Les inflorescences racémeuses et arquées, longues jusqu’environ 15 cm, portent, sur un long pédoncule, 2 à 15 fleurs de couleur jaune pâle, à l’exception du labelle blanc avec des taches jaunes-vertes à la base. Les fleurs, au printemps et en été, sont de longue durée, environ trois semaines, et émettent la nuit un puissant parfum.

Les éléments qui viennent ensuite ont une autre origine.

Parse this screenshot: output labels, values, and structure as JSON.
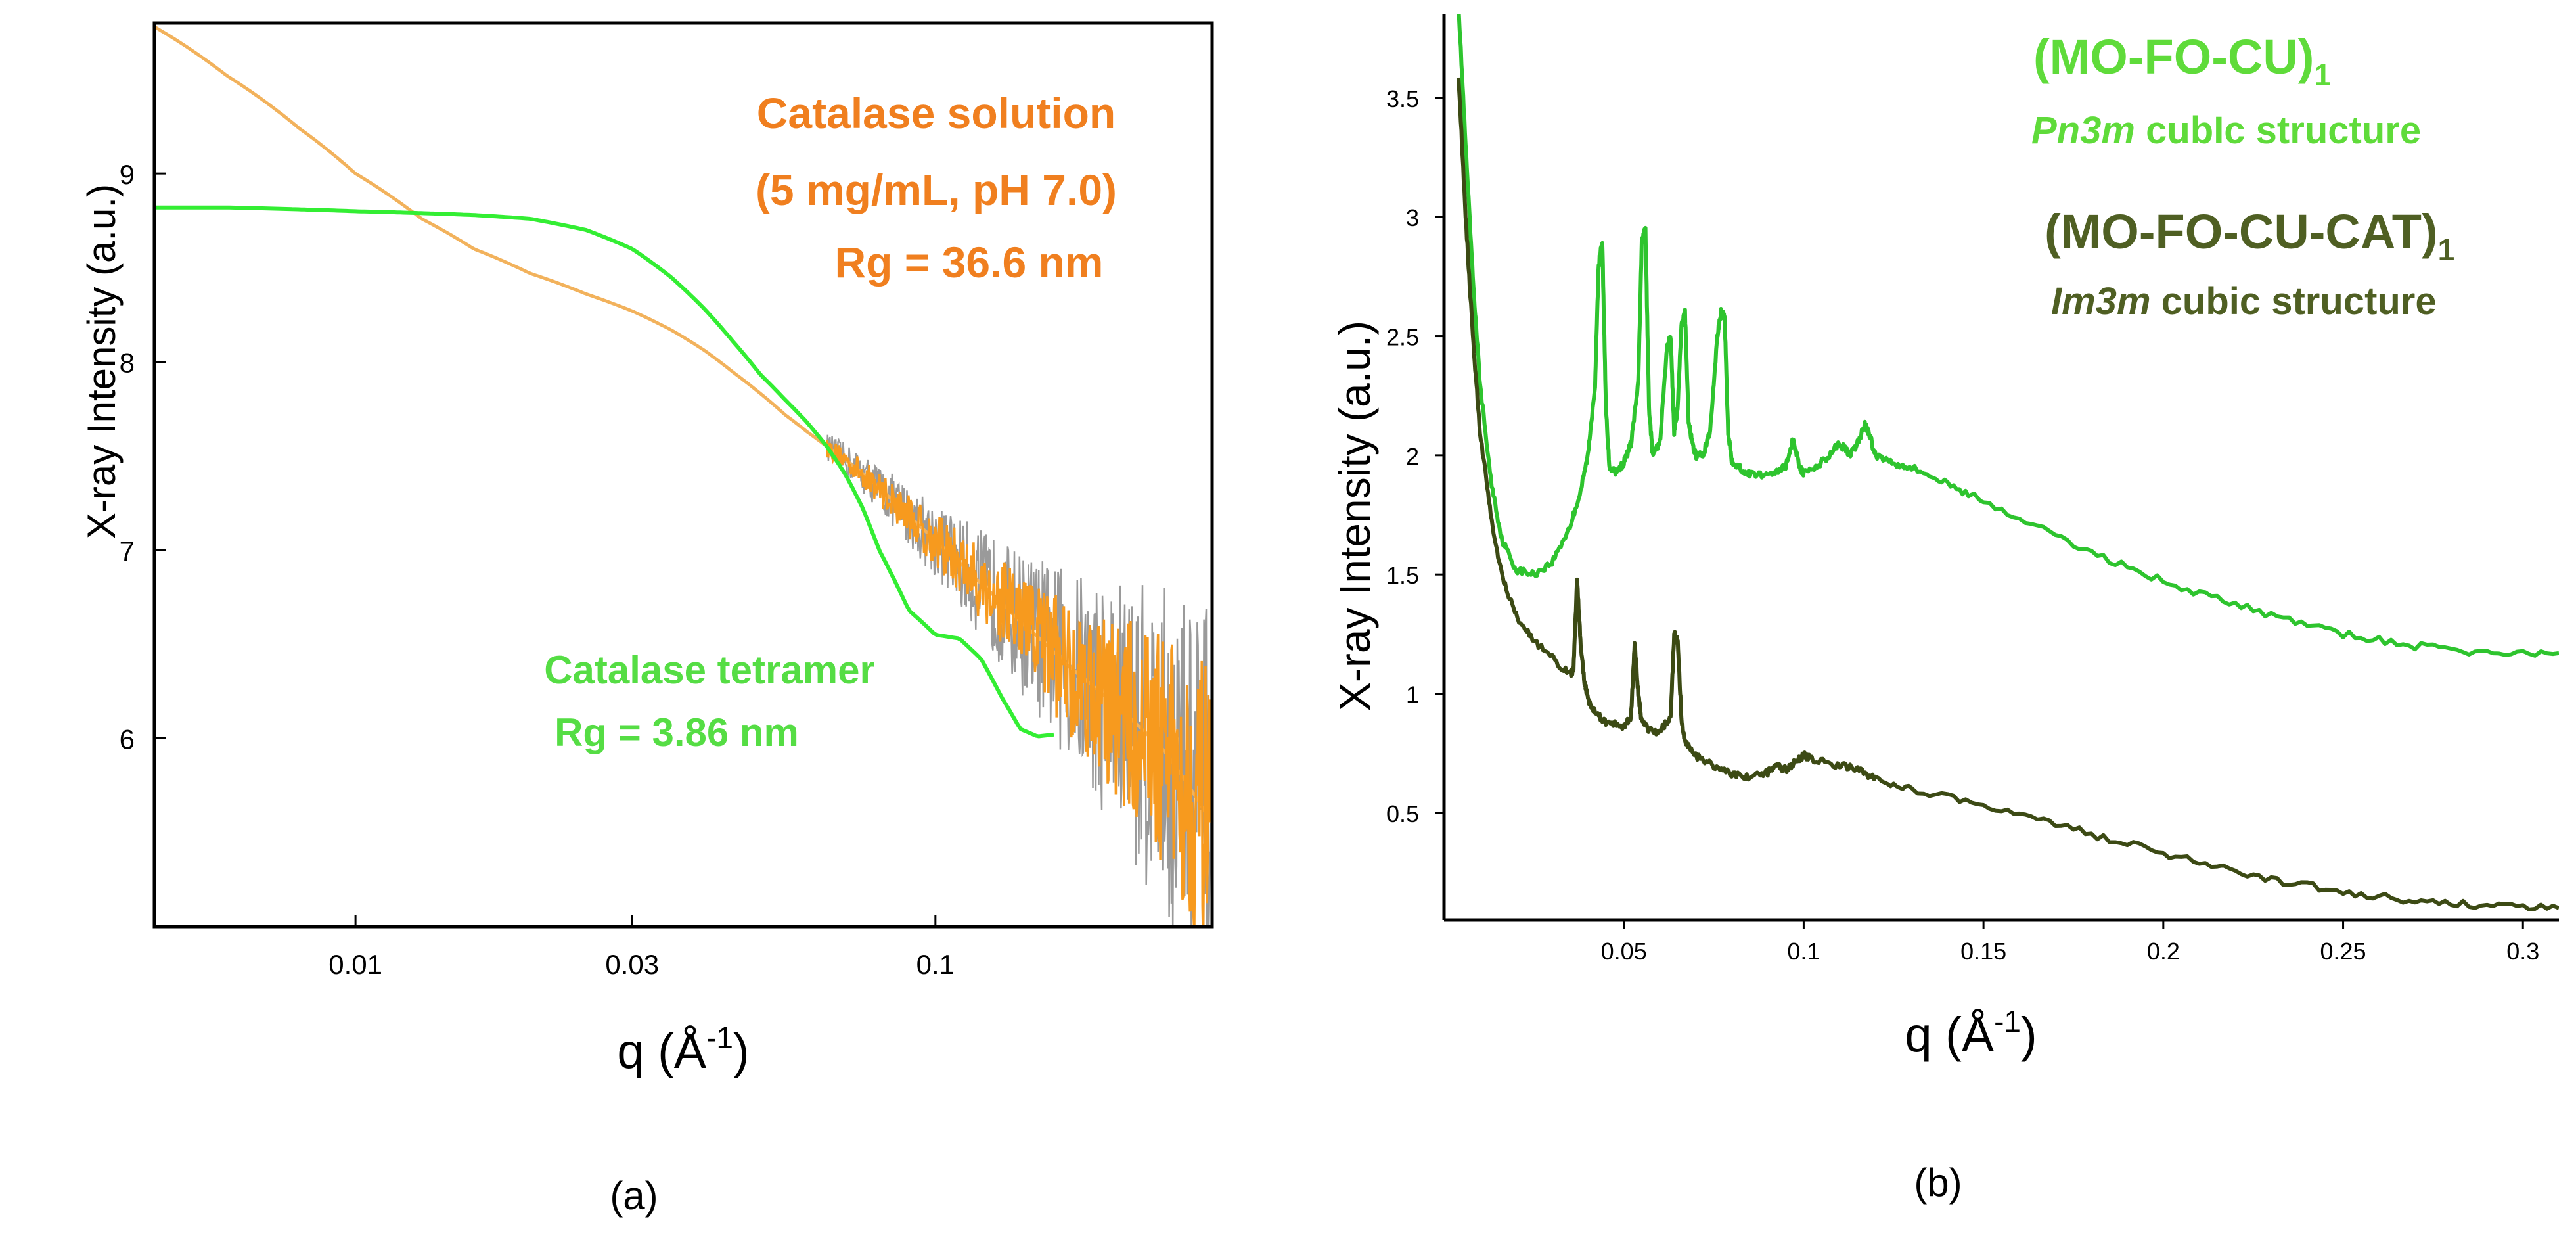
{
  "colors": {
    "frame": "#000000",
    "orange": "#f79a1e",
    "orange_label": "#f07f1f",
    "thin_orange": "#f2b25c",
    "grey_noise": "#9a9a9a",
    "bright_green": "#33ee33",
    "green_label": "#55dd44",
    "green_b": "#2ec42e",
    "dark_olive": "#3c4a14",
    "dark_olive_label": "#4f5f23",
    "light_green_label": "#5fdb3a"
  },
  "chart_data": [
    {
      "type": "line",
      "panel_label": "(a)",
      "xscale": "log",
      "xlabel": "q (Å",
      "xlabel_sup": "-1",
      "xlabel_close": ")",
      "ylabel": "X-ray Intensity (a.u.)",
      "xlim": [
        0.0045,
        0.3
      ],
      "ylim": [
        5.0,
        9.8
      ],
      "x_ticks": [
        0.01,
        0.03,
        0.1
      ],
      "x_tick_labels": [
        "0.01",
        "0.03",
        "0.1"
      ],
      "y_ticks": [
        6,
        7,
        8,
        9
      ],
      "y_tick_labels": [
        "6",
        "7",
        "8",
        "9"
      ],
      "annotations": {
        "solution_line1": "Catalase solution",
        "solution_line2": "(5 mg/mL, pH 7.0)",
        "solution_line3": "Rg = 36.6 nm",
        "tetramer_line1": "Catalase tetramer",
        "tetramer_line2": "Rg = 3.86 nm"
      },
      "series": [
        {
          "name": "Catalase solution (5 mg/mL, pH 7.0)",
          "color_key": "orange",
          "noisy_from": 0.065,
          "x": [
            0.0045,
            0.006,
            0.008,
            0.01,
            0.013,
            0.016,
            0.02,
            0.025,
            0.03,
            0.035,
            0.04,
            0.045,
            0.05,
            0.055,
            0.06,
            0.065,
            0.07,
            0.08,
            0.09,
            0.1,
            0.12,
            0.14,
            0.17,
            0.2,
            0.25,
            0.3
          ],
          "y": [
            9.78,
            9.52,
            9.24,
            9.0,
            8.76,
            8.6,
            8.47,
            8.36,
            8.27,
            8.17,
            8.06,
            7.94,
            7.83,
            7.72,
            7.63,
            7.55,
            7.48,
            7.33,
            7.18,
            7.05,
            6.82,
            6.62,
            6.38,
            6.2,
            5.92,
            5.55
          ]
        },
        {
          "name": "Catalase tetramer",
          "color_key": "bright_green",
          "x": [
            0.0045,
            0.006,
            0.008,
            0.01,
            0.013,
            0.016,
            0.02,
            0.025,
            0.03,
            0.035,
            0.04,
            0.045,
            0.05,
            0.055,
            0.06,
            0.065,
            0.07,
            0.075,
            0.08,
            0.09,
            0.1,
            0.11,
            0.12,
            0.13,
            0.14,
            0.15,
            0.16
          ],
          "y": [
            8.82,
            8.82,
            8.81,
            8.8,
            8.79,
            8.78,
            8.76,
            8.7,
            8.6,
            8.45,
            8.28,
            8.1,
            7.93,
            7.8,
            7.68,
            7.55,
            7.4,
            7.22,
            7.0,
            6.68,
            6.55,
            6.53,
            6.42,
            6.22,
            6.05,
            6.01,
            6.02
          ]
        }
      ]
    },
    {
      "type": "line",
      "panel_label": "(b)",
      "xlabel": "q (Å",
      "xlabel_sup": "-1",
      "xlabel_close": ")",
      "ylabel": "X-ray Intensity (a.u.)",
      "xlim": [
        0,
        0.31
      ],
      "ylim": [
        0.05,
        3.85
      ],
      "x_ticks": [
        0.05,
        0.1,
        0.15,
        0.2,
        0.25,
        0.3
      ],
      "x_tick_labels": [
        "0.05",
        "0.1",
        "0.15",
        "0.2",
        "0.25",
        "0.3"
      ],
      "y_ticks": [
        0.5,
        1,
        1.5,
        2,
        2.5,
        3,
        3.5
      ],
      "y_tick_labels": [
        "0.5",
        "1",
        "1.5",
        "2",
        "2.5",
        "3",
        "3.5"
      ],
      "legend": {
        "series1_name": "(MO-FO-CU)",
        "series1_sub": "1",
        "series1_phase": "Pn3m",
        "series1_desc": "cubIc structure",
        "series2_name": "(MO-FO-CU-CAT)",
        "series2_sub": "1",
        "series2_phase": "Im3m",
        "series2_desc": "cubic structure"
      },
      "series": [
        {
          "name": "(MO-FO-CU)1 Pn3m cubic structure",
          "color_key": "green_b",
          "x": [
            0.004,
            0.006,
            0.008,
            0.01,
            0.013,
            0.016,
            0.02,
            0.025,
            0.03,
            0.035,
            0.038,
            0.04,
            0.042,
            0.043,
            0.044,
            0.045,
            0.046,
            0.048,
            0.05,
            0.052,
            0.054,
            0.055,
            0.056,
            0.057,
            0.058,
            0.06,
            0.062,
            0.063,
            0.064,
            0.065,
            0.066,
            0.067,
            0.068,
            0.069,
            0.07,
            0.072,
            0.074,
            0.076,
            0.077,
            0.078,
            0.079,
            0.08,
            0.082,
            0.085,
            0.09,
            0.095,
            0.097,
            0.099,
            0.1,
            0.105,
            0.11,
            0.113,
            0.115,
            0.117,
            0.118,
            0.12,
            0.125,
            0.13,
            0.14,
            0.15,
            0.17,
            0.19,
            0.21,
            0.23,
            0.25,
            0.27,
            0.29,
            0.31
          ],
          "y": [
            3.9,
            3.3,
            2.75,
            2.3,
            1.9,
            1.65,
            1.52,
            1.5,
            1.55,
            1.7,
            1.85,
            2.0,
            2.3,
            2.8,
            2.9,
            2.2,
            1.95,
            1.93,
            1.97,
            2.05,
            2.3,
            2.9,
            2.95,
            2.2,
            2.0,
            2.05,
            2.45,
            2.5,
            2.1,
            2.2,
            2.55,
            2.6,
            2.15,
            2.05,
            2.0,
            2.0,
            2.1,
            2.5,
            2.6,
            2.58,
            2.1,
            1.98,
            1.95,
            1.92,
            1.92,
            1.95,
            2.07,
            1.95,
            1.92,
            1.97,
            2.05,
            2.0,
            2.05,
            2.13,
            2.1,
            2.0,
            1.97,
            1.95,
            1.88,
            1.81,
            1.66,
            1.53,
            1.42,
            1.33,
            1.25,
            1.2,
            1.17,
            1.17
          ]
        },
        {
          "name": "(MO-FO-CU-CAT)1 Im3m cubic structure",
          "color_key": "dark_olive",
          "x": [
            0.004,
            0.006,
            0.008,
            0.01,
            0.013,
            0.016,
            0.02,
            0.025,
            0.03,
            0.035,
            0.036,
            0.037,
            0.038,
            0.039,
            0.04,
            0.042,
            0.045,
            0.05,
            0.052,
            0.053,
            0.054,
            0.055,
            0.057,
            0.06,
            0.063,
            0.064,
            0.065,
            0.066,
            0.067,
            0.07,
            0.075,
            0.08,
            0.085,
            0.09,
            0.092,
            0.095,
            0.098,
            0.1,
            0.103,
            0.11,
            0.115,
            0.12,
            0.13,
            0.15,
            0.17,
            0.19,
            0.21,
            0.23,
            0.25,
            0.27,
            0.29,
            0.31
          ],
          "y": [
            3.6,
            3.0,
            2.5,
            2.1,
            1.75,
            1.5,
            1.33,
            1.22,
            1.15,
            1.08,
            1.1,
            1.48,
            1.2,
            1.05,
            0.98,
            0.92,
            0.88,
            0.86,
            0.9,
            1.22,
            1.0,
            0.88,
            0.85,
            0.84,
            0.9,
            1.25,
            1.22,
            0.9,
            0.8,
            0.74,
            0.7,
            0.66,
            0.65,
            0.67,
            0.7,
            0.68,
            0.72,
            0.74,
            0.72,
            0.7,
            0.68,
            0.64,
            0.6,
            0.53,
            0.45,
            0.37,
            0.29,
            0.22,
            0.17,
            0.13,
            0.11,
            0.1
          ]
        }
      ]
    }
  ]
}
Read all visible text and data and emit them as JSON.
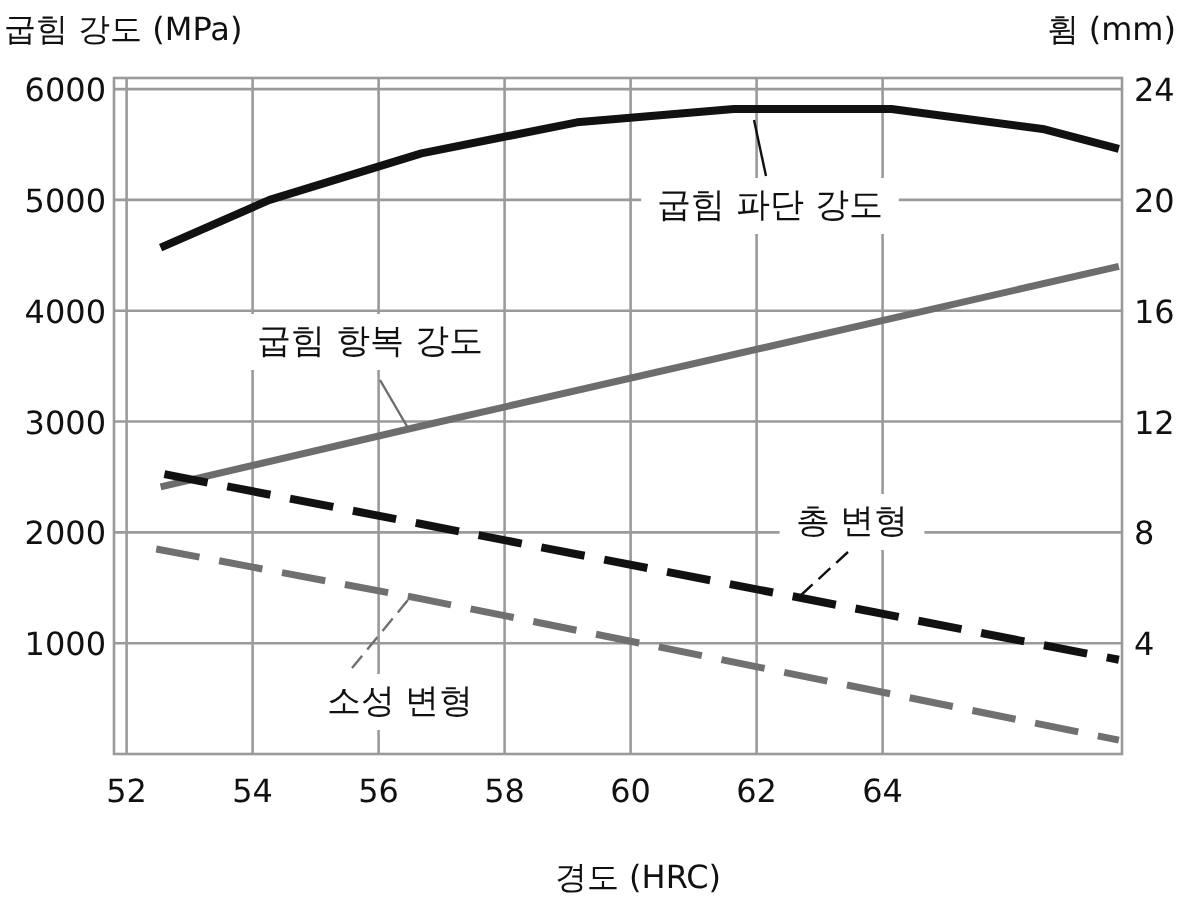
{
  "chart_data": {
    "type": "line",
    "xlabel": "경도 (HRC)",
    "ylabel": "굽힘 강도 (MPa)",
    "y2label": "휨 (mm)",
    "xlim": [
      51.8,
      67.8
    ],
    "xticks": [
      52,
      54,
      56,
      58,
      60,
      62,
      64
    ],
    "ylim": [
      0,
      6100
    ],
    "yticks": [
      1000,
      2000,
      3000,
      4000,
      5000,
      6000
    ],
    "y2lim": [
      0,
      24.4
    ],
    "y2ticks": [
      4,
      8,
      12,
      16,
      20,
      24
    ],
    "grid": true,
    "legend": "center",
    "series": [
      {
        "name": "굽힘 파단 강도",
        "color": "#111111",
        "line_style": "solid",
        "x": [
          52.54,
          54.27,
          56.68,
          59.15,
          61.64,
          64.14,
          66.54,
          67.75
        ],
        "values": [
          4570,
          5000,
          5420,
          5700,
          5820,
          5820,
          5640,
          5460
        ]
      },
      {
        "name": "굽힘 항복 강도",
        "color": "#6d6d6d",
        "line_style": "solid",
        "x": [
          52.54,
          56.68,
          67.75
        ],
        "values": [
          2410,
          2960,
          4400
        ]
      },
      {
        "name": "총 변형",
        "color": "#111111",
        "line_style": "dashed",
        "axis": "y2",
        "x": [
          52.6,
          56.68,
          67.75
        ],
        "values": [
          10.1,
          8.3,
          3.4
        ]
      },
      {
        "name": "소성 변형",
        "color": "#707070",
        "line_style": "dashed",
        "axis": "y2",
        "x": [
          52.47,
          56.68,
          67.75
        ],
        "values": [
          7.4,
          5.6,
          0.5
        ]
      }
    ]
  }
}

Les sépales sont linéaires avec l’apex pointu, mesurant de 3 à 4 cm de long et 0,5 cm de large. Les pétales sont semblables mais légèrement plus étroits. Le labelle est ovale, long de 3 cm et large de 2 cm, entourant à la base la colonne blanche, longue de 1cm. Elle se reproduit par semis, in vitro, et par division à partir de chaque section pourvue d’au moins 3 à 4 pseudobulbes.

Espèce de culture facile de climat tempéré chaud, avec des températures minimales hivernales supérieures à 10-12°C, même si elle est en mesure de supporter quelques degrés en moins sur de très courtes périodes, elle demande une luminosité élevée et une humidité de 60 à 70 % ainsi qu’une bonne ventilation constante.

Durant la période de croissance des pseudobulbes, les arrosages doivent être réguliers et abondants, mais espacés de façon à permettre aux racines de sécher complètement. Pour cette raison, il est préférable de la cultiver sur des écorces ou des morceaux de liège. Il n’y a pas de période de repos précise, mais il est bon de diminuer les arrosages et l’humidité après que les pseudobulbes aient fini leur croissance, mais sans les laisser rabougrir.

Pour l’arrosage et la brumisation, il faut utiliser de l’eau de pluie, de l’eau osmosée ou déminéralisée. L’engrais, distribué de façon à éviter l’accumulation de sels, pendant le période végétative, doit être de préférence composé de produits balancés hydrosolubles, avec des micro-éléments, et dilué à la moitié, voire moins, de la dose indiquée par le fabriquant. L’espèce est inscrite à l’appendice II de la CITES (espèce dont le commerce est réglementé au niveau international).